Néanmoins, il existe une probabilité que les juridictions françaises considèrent que ces sanctions font partie de l’ordre public international et qu’une sentence qui ne les respectent pas serait "manifestement contraire à l’ordre public international".

Toutefois, les juridictions américaines sont parvenues à la conclusion opposée.

En effet, les tentatives de bloquer la reconnaissance et l’exécution des sentences arbitrales qui ignoraient les sanctions américaines, sur le fondement de la violation de l’ordre public dans le sens de la Convention de New-York, ont échoué. Pour illustrer ce point, il est opportun d’évoquer l’affaire opposant Cubic Defense Systems (une entreprise américaine de vente des ordinateurs pour des avions militaires) au Ministère de la Defense de l’Iran.

Ainsi, une Cour d’appel américaine a considéré que la reconnaissance de la sentence arbitrale CCI, qui ne tenait pas compte des sanctions américaines contre l’Iran (à distinguer de son exécution), n’était pas contraire à l’ordre public.
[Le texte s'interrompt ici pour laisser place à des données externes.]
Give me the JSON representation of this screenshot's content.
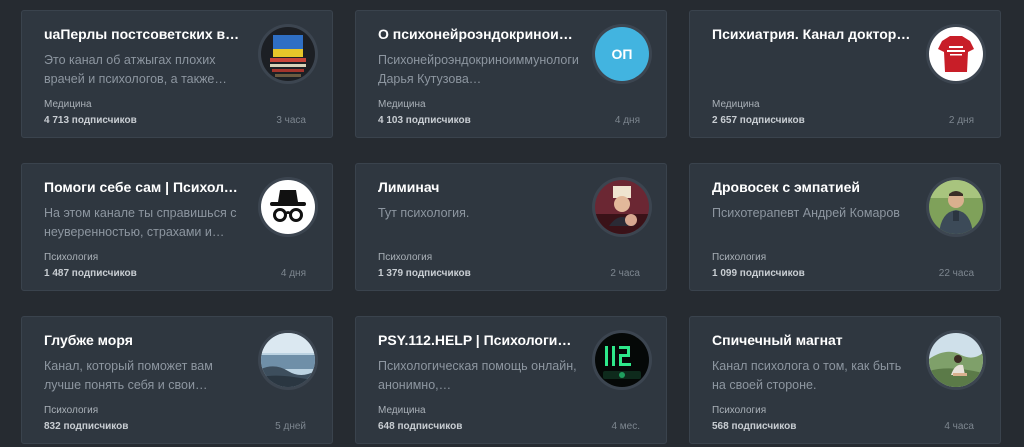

La Cour a annoncé qu’"une expression de politique nationale ne reflète pas nécessairement une disposition d’ordre public selon la Convention de New-York", et qu’ "interpréter l’exception d’ordre public comme instrument de protection des intérêts politiques nationaux […] entamerait sérieusement l’utilité de la Convention de New-York".

Il convient donc d’être attentif aux développements jurisprudentiels à venir sur le deux continents en la matière.